The Broadcasting Standards Authority (BSA) has recently asserted that its jurisdiction may extend to “internet radio” and other forms of internet-delivered audio content. At first glance, this might appear to be an administrative or technological question. It is not. It is about the limits of state power, the certainty of the law and the preservation of freedom of expression in a democratic society.
The Law Association’s Public and Administrative Law Committee has written to Paul Goldsmith, the Minister for Media and Communications, because this development cuts to the heart of our constitutional framework: no regulator may enlarge its own powers through “interpretation” which defies the legislature’s textual exactitude.
Good to see the Law Association realise the importance of this.
In a 2019 paper and a more recent interlocutory decision, the authority suggested that it may have jurisdiction over “online broadcasting that resembles a traditional radio or television station”. That word – ‘resembles’ – is where the problem lies.
Resemblance is not a legal test. It is a subjective, functional concept untethered from statutory language. A regulator cannot expand its jurisdiction because new technologies look similar to old ones. Jurisdiction is not a matter of convenience or analogy; it is a matter of law.
The Broadcasting Act defines ‘broadcasting’ by reference to radio waves and broadcasting apparatus. Internet-based services do not meet that definition. They operate over an entirely different infrastructure – one that was never within the BSA’s statutory contemplation.
To interpret otherwise is to legislate by stealth.
If they truly believed that had jurisdiction, they would have been asking all Internet based video and audio services to be paying the broadcasting levy.
The cornerstone of administrative law is that state power must have a legal source. Public bodies cannot act unless authorised by statute and they cannot exceed the scope of that authorisation. This principle – sometimes described as the ultra vires doctrine – is not a mere procedural technicality. It is the constitutional mechanism that keeps power accountable.
This is why the Minister should have intervened. It is not an operational matter. It is a constitutional matter.
Legal certainty demands that the law be clear, knowable and predictable. Citizens and content providers should not have to guess whether their speech falls under a regulator’s jurisdiction. Nor should they discover, after the fact, that the scope of regulation has expanded through interpretation rather than legislation.
This is key. It is totally unacceptable that video and audio providers on the Internet may be subject to a regime without their knowledge.
To assist the government in restoring certainty and clarity, the Public and Administrative Law Committee has prepared two short draft bills for officials to consider.

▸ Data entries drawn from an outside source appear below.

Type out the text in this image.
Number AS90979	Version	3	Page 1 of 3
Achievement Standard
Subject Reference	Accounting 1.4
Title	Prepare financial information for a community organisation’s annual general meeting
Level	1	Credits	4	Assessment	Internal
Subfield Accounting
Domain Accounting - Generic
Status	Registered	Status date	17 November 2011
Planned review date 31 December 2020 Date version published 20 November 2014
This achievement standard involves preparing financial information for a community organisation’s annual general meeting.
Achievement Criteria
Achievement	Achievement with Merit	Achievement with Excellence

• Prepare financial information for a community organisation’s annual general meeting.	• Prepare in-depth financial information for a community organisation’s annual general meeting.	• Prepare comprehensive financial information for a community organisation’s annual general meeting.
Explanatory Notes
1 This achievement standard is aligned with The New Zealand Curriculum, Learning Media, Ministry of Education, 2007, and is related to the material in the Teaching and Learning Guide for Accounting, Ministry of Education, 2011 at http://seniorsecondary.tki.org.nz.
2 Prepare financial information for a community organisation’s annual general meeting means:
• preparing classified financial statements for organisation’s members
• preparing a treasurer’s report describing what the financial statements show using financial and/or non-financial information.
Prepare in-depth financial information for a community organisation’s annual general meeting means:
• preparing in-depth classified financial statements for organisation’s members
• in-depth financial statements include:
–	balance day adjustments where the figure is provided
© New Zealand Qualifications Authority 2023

Broadcasting Amendment (Abolition of the BSA) Bill
This bill proposes abolishing the Broadcasting Standards Authority in its entirety, with appropriate transitional provisions
The rationale is simple: the BSA model is an anachronism. The media landscape it was designed for – centralised, largely state-owned and frequency-based – no longer exists.

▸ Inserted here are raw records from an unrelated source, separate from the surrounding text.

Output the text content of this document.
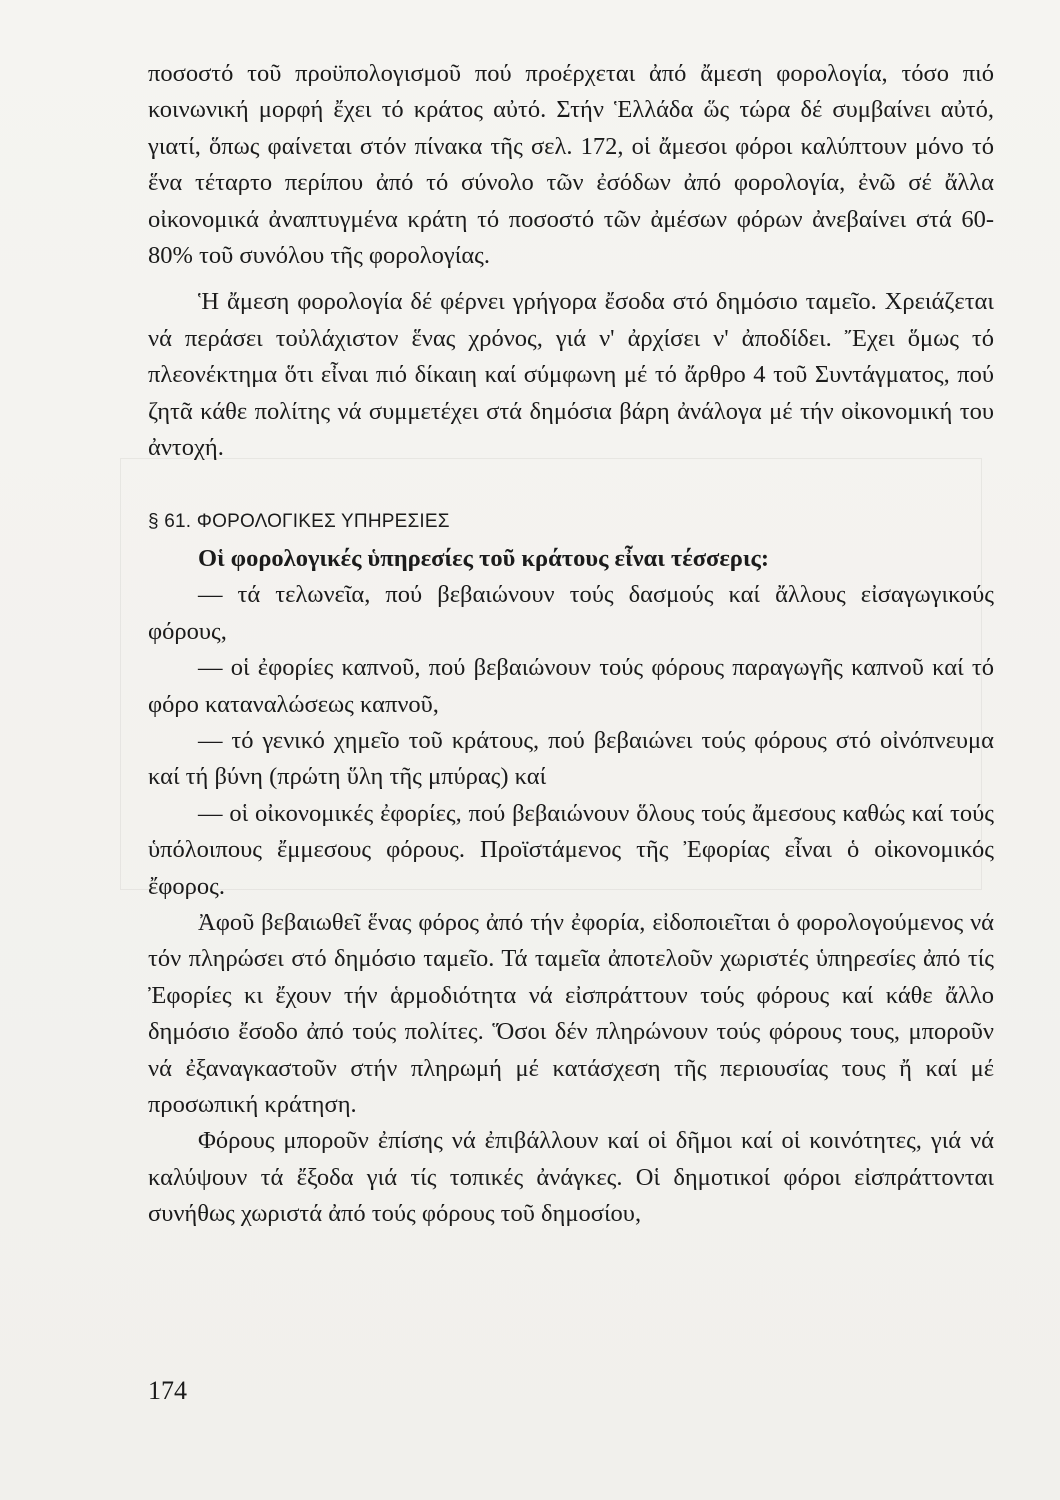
ποσοστό τοῦ προϋπολογισμοῦ πού προέρχεται ἀπό ἄμεση φορολογία, τόσο πιό κοινωνική μορφή ἔχει τό κράτος αὐτό. Στήν Ἑλλάδα ὥς τώρα δέ συμβαίνει αὐτό, γιατί, ὅπως φαίνεται στόν πίνακα τῆς σελ. 172, οἱ ἄμεσοι φόροι καλύπτουν μόνο τό ἕνα τέταρτο περίπου ἀπό τό σύνολο τῶν ἐσόδων ἀπό φορολογία, ἐνῶ σέ ἄλλα οἰκονομικά ἀναπτυγμένα κράτη τό ποσοστό τῶν ἀμέσων φόρων ἀνεβαίνει στά 60-80% τοῦ συνόλου τῆς φορολογίας.

Ἡ ἄμεση φορολογία δέ φέρνει γρήγορα ἔσοδα στό δημόσιο ταμεῖο. Χρειάζεται νά περάσει τοὐλάχιστον ἕνας χρόνος, γιά ν' ἀρχίσει ν' ἀποδίδει. Ἔχει ὅμως τό πλεονέκτημα ὅτι εἶναι πιό δίκαιη καί σύμφωνη μέ τό ἄρθρο 4 τοῦ Συντάγματος, πού ζητᾶ κάθε πολίτης νά συμμετέχει στά δημόσια βάρη ἀνάλογα μέ τήν οἰκονομική του ἀντοχή.

§ 61. ΦΟΡΟΛΟΓΙΚΕΣ ΥΠΗΡΕΣΙΕΣ

Οἱ φορολογικές ὑπηρεσίες τοῦ κράτους εἶναι τέσσερις:

— τά τελωνεῖα, πού βεβαιώνουν τούς δασμούς καί ἄλλους εἰσαγωγικούς φόρους,

— οἱ ἐφορίες καπνοῦ, πού βεβαιώνουν τούς φόρους παραγωγῆς καπνοῦ καί τό φόρο καταναλώσεως καπνοῦ,

— τό γενικό χημεῖο τοῦ κράτους, πού βεβαιώνει τούς φόρους στό οἰνόπνευμα καί τή βύνη (πρώτη ὕλη τῆς μπύρας) καί

— οἱ οἰκονομικές ἐφορίες, πού βεβαιώνουν ὅλους τούς ἄμεσους καθώς καί τούς ὑπόλοιπους ἔμμεσους φόρους. Προϊστάμενος τῆς Ἐφορίας εἶναι ὁ οἰκονομικός ἔφορος.

Ἀφοῦ βεβαιωθεῖ ἕνας φόρος ἀπό τήν ἐφορία, εἰδοποιεῖται ὁ φορολογούμενος νά τόν πληρώσει στό δημόσιο ταμεῖο. Τά ταμεῖα ἀποτελοῦν χωριστές ὑπηρεσίες ἀπό τίς Ἐφορίες κι ἔχουν τήν ἁρμοδιότητα νά εἰσπράττουν τούς φόρους καί κάθε ἄλλο δημόσιο ἔσοδο ἀπό τούς πολίτες. Ὅσοι δέν πληρώνουν τούς φόρους τους, μποροῦν νά ἐξαναγκαστοῦν στήν πληρωμή μέ κατάσχεση τῆς περιουσίας τους ἤ καί μέ προσωπική κράτηση.

Φόρους μποροῦν ἐπίσης νά ἐπιβάλλουν καί οἱ δῆμοι καί οἱ κοινότητες, γιά νά καλύψουν τά ἔξοδα γιά τίς τοπικές ἀνάγκες. Οἱ δημοτικοί φόροι εἰσπράττονται συνήθως χωριστά ἀπό τούς φόρους τοῦ δημοσίου,

174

Most major broadcasters and content platforms already adhere voluntarily to the jurisdiction of the New Zealand Media Council, which provides a robust, independent and adaptive self-regulatory framework. The BSA, by contrast, duplicates oversight in a shrinking sector while being ill-suited to the realities of online communication.
An excellent bill. Maybe a backbench MP could submit it to the ballot.
UPDATE: As it happens, since I wrote this ACT MP Laura McClure has done so. Excellent.